In an atom, the number of electrons is equal to the number of protons. This means that all atoms of the same element have the same number of electrons as each other.
For example, copper's atomic number is 29, meaning that all copper atoms have 29 protons and therefore 29 electrons. (The only thing that can vary between different copper atoms is the number of neutrons).
However, in an ion, the number of electrons is not equal to the number of protons. This means that different ions of the same element can have different numbers of electrons.

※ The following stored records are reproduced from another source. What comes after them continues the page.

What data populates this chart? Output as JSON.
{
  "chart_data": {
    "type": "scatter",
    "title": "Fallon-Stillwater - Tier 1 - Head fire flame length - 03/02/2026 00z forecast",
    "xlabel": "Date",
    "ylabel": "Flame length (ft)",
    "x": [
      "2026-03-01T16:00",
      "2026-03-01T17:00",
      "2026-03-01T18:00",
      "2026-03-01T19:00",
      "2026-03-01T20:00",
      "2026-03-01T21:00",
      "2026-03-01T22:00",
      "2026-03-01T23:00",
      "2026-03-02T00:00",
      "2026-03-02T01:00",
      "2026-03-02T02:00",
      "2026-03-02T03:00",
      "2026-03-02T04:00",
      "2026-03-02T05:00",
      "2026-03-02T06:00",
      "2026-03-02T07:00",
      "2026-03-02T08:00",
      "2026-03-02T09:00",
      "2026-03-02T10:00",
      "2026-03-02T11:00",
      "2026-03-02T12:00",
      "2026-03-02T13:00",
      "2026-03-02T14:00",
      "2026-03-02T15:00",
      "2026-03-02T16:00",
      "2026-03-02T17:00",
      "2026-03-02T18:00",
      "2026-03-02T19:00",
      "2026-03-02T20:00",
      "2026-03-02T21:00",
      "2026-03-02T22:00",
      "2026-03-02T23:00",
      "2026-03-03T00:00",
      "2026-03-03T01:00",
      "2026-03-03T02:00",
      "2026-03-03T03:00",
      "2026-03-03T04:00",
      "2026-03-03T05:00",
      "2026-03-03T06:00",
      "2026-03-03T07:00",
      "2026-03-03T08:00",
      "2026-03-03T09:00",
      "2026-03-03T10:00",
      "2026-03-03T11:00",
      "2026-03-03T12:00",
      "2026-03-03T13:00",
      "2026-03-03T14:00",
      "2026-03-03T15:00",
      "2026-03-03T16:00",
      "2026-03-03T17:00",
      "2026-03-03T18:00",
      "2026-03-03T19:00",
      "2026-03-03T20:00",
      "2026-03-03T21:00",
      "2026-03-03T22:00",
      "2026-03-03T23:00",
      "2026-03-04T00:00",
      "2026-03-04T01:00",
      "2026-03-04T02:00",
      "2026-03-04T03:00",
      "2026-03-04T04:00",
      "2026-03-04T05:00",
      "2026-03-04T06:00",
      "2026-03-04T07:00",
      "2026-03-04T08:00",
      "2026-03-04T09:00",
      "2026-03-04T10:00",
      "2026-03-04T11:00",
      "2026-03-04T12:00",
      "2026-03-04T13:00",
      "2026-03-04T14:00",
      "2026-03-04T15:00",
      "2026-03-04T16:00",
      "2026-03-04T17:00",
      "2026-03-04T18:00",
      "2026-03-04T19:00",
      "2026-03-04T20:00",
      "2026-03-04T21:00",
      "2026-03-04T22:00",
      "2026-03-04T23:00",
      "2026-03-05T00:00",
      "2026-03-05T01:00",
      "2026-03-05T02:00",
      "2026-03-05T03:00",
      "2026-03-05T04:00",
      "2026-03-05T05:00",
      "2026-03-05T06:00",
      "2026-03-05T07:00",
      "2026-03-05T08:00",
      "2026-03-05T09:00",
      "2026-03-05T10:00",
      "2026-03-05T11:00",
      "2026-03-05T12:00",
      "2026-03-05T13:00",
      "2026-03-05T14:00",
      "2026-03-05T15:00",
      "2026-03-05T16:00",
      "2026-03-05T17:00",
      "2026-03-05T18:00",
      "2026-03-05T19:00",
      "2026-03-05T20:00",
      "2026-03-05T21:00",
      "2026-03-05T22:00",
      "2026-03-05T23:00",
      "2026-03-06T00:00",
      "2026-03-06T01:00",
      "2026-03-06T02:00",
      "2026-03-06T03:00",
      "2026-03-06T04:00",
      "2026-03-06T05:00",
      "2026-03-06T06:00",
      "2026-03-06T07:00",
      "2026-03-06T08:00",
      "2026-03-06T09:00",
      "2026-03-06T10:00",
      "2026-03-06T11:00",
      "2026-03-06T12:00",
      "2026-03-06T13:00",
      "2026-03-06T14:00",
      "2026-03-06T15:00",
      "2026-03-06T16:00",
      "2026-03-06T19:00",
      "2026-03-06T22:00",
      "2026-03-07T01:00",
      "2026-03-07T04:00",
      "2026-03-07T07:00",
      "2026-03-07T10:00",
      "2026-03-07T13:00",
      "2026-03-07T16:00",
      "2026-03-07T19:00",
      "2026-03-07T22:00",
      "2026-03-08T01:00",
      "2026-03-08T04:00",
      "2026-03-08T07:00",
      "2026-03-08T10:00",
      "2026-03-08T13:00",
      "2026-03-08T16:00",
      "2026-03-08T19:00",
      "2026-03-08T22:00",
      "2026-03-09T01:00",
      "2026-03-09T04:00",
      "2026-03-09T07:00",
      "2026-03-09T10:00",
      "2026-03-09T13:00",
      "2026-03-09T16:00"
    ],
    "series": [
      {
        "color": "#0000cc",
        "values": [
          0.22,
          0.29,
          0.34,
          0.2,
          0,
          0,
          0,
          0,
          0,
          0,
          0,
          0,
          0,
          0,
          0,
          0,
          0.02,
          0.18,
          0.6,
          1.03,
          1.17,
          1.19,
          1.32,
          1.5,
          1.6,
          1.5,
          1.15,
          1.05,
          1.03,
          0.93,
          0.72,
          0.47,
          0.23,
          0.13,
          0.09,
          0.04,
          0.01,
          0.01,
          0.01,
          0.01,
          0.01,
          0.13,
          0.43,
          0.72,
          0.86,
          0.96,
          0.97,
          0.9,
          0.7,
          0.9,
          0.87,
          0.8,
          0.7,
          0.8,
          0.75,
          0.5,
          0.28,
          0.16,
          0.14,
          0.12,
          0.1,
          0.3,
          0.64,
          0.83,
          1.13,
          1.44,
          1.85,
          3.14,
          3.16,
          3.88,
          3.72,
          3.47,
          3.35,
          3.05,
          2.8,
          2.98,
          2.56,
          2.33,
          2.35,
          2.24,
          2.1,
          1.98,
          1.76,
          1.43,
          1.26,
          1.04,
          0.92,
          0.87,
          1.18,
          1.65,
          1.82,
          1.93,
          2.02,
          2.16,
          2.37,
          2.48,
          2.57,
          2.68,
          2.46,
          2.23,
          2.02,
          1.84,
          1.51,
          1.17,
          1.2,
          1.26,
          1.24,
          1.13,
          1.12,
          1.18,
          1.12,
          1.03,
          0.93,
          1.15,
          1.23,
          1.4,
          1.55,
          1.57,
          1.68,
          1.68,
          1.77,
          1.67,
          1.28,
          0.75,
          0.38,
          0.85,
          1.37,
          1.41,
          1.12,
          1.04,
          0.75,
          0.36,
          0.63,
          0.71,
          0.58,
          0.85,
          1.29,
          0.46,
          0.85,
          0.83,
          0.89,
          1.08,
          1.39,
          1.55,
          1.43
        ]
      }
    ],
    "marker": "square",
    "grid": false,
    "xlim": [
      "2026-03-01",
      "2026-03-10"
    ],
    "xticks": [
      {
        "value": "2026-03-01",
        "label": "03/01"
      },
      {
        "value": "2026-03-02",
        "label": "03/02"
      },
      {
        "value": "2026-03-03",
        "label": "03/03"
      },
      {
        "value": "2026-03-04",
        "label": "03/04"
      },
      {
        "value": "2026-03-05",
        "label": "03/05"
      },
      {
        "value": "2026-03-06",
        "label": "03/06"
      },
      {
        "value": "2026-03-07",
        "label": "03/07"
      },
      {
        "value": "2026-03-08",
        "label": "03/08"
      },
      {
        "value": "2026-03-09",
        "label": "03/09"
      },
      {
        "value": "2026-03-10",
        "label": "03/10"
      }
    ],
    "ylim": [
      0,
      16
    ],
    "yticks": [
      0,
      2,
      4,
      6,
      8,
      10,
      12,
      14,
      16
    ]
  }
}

For example, there are two common types of copper ion: Cu+ and Cu2+. Cu+ has 28 electrons (one less than the number of protons) and Cu2+ has 27 electrons (two less than the number of protons).
In theory we could imagine all kinds of different copper ions. The number of electrons just has to be different to 29 (since there are 29 protons). For example we could imagine a copper ion with 24 electrons (which would be Cu5+) or one with 33 electrons (which would be Cu4-).
However, when scientists actually examine the copper ions that exist naturally, it turns out that Cu+ and Cu2+ are the only ones. It is possible to produce other copper ions in a laboratory under very unusual conditions, but Cu+ and Cu2+ are the only naturally occurring copper ions.
For every element, there are only certain ions which are found naturally. For example, for the element iron the only two ions that are found naturally are Fe2+ and Fe3+.
For many elements there is only one ion that is commonly found naturally. For example, the only one for oxygen is O2-.
In this course, we are mostly interested in the ions that are occur naturally (rather than the ones that can only be produced under very unusual conditions). This is because the naturally occurring ions are the ones involved in the chemical reactions we are going to study. On the next few pages we will learn which ions these are.
Flashcards help you memorise information quickly. Copy each question onto its own flashcard and then write the answer on the other side. Testing yourself on these regularly will enable you to learn much more quickly than just reading and making notes.
What is meant by the phrase 'naturally occurring ions'?